Logo
< Direnişimizin nedenleri, anlamı ve talepleri

Öleceğiz ama hücrelere girmeyeceğiz!


Süresiz Açlık Grevi direnişindeyiz!..

Öleceğiz ama hücrelere girmeyeceğiz!

 

Dışarıda işçi sınıfına ve emekçilere baskıyı ve köleliği, açlığı ve işsizliği, sosyal yıkımı ve demokratik haklardan yoksunluğu dayatan sermaye devleti, içeride biz devrimci tutsaklara da terör, işkence ve katliamları reva görmektedir. Fakat bu kadarı devlete yetmediği içindir ki, o bize ek olarak boyun eğmeyi, teslim olmayı dayatmakta, düşünce ve inançlarımızdan utanç verici bir biçimde vazgeçmemizi istemektedir. “F tipi” diye etiketlenen, tecrit ve izolasyonu amaçladıkları gizlenemez biçimde açığa çıkmış bulunan hücre tipi cezaevleri bunun için gündeme getirilmektedir. Hedeflenen, bizi bu hücrelere diri diri gömmek, uygulanacak sistematik baskı ve işkenceyle ya manevi bakımdan çökertip teslim almak, ya da adım adım ruhsal ve fiziksel yıkıma sürüklemektir.

Buna boyun eğmedik, eğmeyeceğiz! Devlet bizi o manevi ve fiziki ölüm hücrelerine diri diri sokamayacak! Hücrelere girmektense ölümüne direneceğimizi, buradan dost-düşman herkese bir kez daha ilan ediyoruz.

Öncesi bir yana, son bir yıl üzerinden yaşananlara bakalım...

Bundan bir yıl önce basit bir koğuş sorunu bahane edilerek, Ulucanlar’da, kararı devletin zirvelerinde verilen bir katliam vahşetine maruz kaldık. On arkadaşımız işkenceyle katledildi. Onlarcamız yaralandık. Faşist katliamcılar hakkında bugüne kadar kılını kıpırdatmayanlar, daha bir de Nazilere taş çıkartırcasına, bizi kendi arkadaşlarımızı katletmekten yargılamak arsızlığı gösteriyorlar.

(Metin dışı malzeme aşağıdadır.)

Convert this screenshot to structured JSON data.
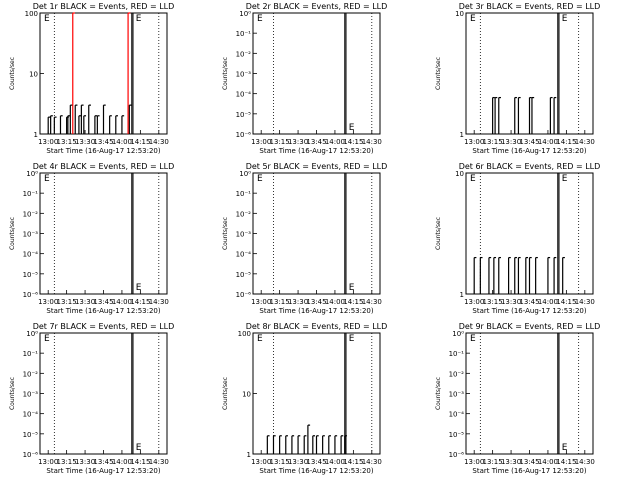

Ulucanlar katliamının hücreleri kabul ettirmek için bir gözdağı olarak kullanılmak istendiğini söylemiştik. Katliamı izleyen MGK toplantılarında bu niyet açıklandı, hücre tipi cezaevlerinin inşasına hız verilmesi kararları alındı. Emekçilere üç kuruş zam vermekten sakınanlar, ölüm hücreleri için trilyonlar ayırmakta tereddüt etmediler.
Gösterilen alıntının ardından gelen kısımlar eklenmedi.